By Vaneza Paredes
If someone had told me that I would attend my local community college after I graduated high school, I would have probably replied that they had officially lost their mind. After going to a private school from kindergarten to the end of my senior year in high school, I had been pushed and held at an exceedingly high academic standard. Community college was not even an option suggested by any of the counselors at my private high school. It wasn’t that they thought it was bad, but they certainly assumed that I was far more capable, equipped and ready to be pushed academically at a private university, or state school. And at the time, I had agreed with them.
I was accepted to a private university in San Francisco, and had received an extremely generous scholarship. But after overcoming personal health battles, and deciding that San Francisco wasn’t the place for me, I moved back home to Los Angeles, and made the decision to enroll in my local community city college. And honestly, it was the best thing I have ever done.
Community college is cheap.
While my family and friends were racking up their student loan debts, my total bill per semester came out to a whopping $30. This meant could pay for my parking permit, textbooks and tuition bill all for around $100. Not bad if you ask me.
My classes were extremely small.
My professor took roll every day, and took points if we weren’t there—an anomaly situation to my friend who was stuck in massive lecture halls all day. I personally couldn’t learn best in a room full of 300 people, so this was a great help to me academically.

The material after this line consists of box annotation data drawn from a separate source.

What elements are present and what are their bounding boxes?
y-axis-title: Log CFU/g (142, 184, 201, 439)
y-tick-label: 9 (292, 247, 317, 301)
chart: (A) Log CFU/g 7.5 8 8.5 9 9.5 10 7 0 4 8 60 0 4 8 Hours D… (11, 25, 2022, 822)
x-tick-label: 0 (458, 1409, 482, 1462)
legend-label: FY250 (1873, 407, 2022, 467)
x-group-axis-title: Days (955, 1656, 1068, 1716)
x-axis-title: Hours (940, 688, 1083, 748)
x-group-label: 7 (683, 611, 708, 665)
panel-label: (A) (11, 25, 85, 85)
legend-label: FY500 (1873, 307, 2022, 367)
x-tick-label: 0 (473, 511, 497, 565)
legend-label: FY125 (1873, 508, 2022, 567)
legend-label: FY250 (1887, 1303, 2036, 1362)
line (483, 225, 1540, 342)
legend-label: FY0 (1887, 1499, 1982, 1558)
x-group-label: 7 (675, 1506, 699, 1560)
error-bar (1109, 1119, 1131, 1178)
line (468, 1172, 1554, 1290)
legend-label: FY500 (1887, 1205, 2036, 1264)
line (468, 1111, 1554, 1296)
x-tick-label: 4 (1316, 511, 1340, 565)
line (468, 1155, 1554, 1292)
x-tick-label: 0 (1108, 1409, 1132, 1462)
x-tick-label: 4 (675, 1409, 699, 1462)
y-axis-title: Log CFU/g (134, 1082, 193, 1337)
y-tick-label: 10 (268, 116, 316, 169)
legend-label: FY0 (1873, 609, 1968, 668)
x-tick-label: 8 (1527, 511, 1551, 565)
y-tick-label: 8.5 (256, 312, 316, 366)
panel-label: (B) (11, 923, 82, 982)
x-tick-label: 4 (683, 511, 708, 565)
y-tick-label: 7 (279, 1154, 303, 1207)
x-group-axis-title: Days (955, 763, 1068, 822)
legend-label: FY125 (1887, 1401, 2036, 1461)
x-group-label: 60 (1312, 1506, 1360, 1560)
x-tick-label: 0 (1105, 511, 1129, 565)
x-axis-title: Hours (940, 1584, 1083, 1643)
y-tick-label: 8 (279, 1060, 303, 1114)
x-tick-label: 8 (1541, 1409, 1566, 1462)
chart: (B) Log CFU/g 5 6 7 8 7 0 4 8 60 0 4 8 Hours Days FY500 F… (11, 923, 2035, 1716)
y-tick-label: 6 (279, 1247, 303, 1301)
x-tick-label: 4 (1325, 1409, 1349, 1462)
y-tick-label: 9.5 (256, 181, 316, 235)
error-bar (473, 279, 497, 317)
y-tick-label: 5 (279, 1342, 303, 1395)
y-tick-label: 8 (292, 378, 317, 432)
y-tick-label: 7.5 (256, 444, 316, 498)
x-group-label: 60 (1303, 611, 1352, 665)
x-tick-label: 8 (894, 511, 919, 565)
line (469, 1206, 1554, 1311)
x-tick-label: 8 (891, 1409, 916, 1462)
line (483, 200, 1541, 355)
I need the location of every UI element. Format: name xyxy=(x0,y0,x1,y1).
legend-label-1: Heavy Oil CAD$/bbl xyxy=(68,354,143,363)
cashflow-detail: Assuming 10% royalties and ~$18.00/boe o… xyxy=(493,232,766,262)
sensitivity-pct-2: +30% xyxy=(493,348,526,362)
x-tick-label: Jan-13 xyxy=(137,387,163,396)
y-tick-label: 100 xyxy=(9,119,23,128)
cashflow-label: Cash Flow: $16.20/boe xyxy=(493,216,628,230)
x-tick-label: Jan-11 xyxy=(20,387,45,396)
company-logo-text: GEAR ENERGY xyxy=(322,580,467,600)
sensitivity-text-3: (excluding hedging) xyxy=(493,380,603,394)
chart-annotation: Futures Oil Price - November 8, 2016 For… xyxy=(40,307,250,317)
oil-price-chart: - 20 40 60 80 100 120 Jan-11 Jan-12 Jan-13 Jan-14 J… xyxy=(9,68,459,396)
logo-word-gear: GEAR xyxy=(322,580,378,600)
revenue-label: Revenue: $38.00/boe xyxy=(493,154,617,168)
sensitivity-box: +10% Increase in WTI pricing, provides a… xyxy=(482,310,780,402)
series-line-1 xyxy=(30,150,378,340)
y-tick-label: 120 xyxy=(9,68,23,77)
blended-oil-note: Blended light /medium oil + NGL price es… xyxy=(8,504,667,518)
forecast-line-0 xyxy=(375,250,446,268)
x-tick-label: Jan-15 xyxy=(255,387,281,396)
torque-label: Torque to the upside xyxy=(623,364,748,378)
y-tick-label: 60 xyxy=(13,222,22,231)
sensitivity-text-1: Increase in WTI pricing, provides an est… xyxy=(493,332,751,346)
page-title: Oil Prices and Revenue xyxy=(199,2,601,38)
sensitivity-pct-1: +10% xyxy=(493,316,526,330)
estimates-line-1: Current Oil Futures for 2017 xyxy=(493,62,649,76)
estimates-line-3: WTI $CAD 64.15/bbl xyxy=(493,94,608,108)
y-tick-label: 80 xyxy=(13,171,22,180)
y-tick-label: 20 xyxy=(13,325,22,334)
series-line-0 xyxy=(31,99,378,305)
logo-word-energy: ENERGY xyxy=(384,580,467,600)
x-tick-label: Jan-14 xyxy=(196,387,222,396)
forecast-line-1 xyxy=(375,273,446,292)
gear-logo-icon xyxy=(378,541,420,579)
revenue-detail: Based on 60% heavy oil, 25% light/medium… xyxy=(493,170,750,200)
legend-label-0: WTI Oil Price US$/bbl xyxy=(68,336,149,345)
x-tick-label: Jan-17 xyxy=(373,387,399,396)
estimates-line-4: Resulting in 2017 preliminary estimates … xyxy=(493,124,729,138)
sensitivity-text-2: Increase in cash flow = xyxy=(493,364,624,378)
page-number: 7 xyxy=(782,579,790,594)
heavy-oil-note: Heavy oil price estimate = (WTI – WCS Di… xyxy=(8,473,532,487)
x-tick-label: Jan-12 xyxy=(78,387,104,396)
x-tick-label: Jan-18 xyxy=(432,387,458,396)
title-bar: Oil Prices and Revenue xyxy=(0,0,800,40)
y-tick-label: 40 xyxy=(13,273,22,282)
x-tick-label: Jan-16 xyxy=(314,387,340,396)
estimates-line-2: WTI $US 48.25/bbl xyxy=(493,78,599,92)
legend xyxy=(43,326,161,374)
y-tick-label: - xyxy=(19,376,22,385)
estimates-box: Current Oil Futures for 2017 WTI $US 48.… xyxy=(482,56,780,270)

I had the most amazing professors.
Every community college professor I encountered genuinely loved their job and the college they were working for. I had a professor call me on the phone once for being absent and not emailing her beforehand. I had a music professor who brought her colossal harp up six floors by herself just to perform classical music for us. I had a professor who took us to Hollywood to see a live taping of The Doctors, and we all received free gifts.
I learned who I really was.
Jumping from major to major at the start of college, I couldn’t settle on what I had wanted to study. One day, as I was walking along the hall to my class, I noticed a flyer advertising a paid teaching internship at a top private elementary school nearby. I applied, and was lucky enough to get the job. It was though that internship that I fell in love with teaching, and discovered my passion for working with young children. If I hadn’t gone to my local community college, I wouldn’t have had that internship, which has opened so many doors for me.
Going to community college changed my life. It humbled me, and opened my eyes in so many ways. I am now transferring to a private university nearby, and am beyond excited and ready for the new journey that awaits me. It might not have been my ideal "plan," but it all worked out for the very best.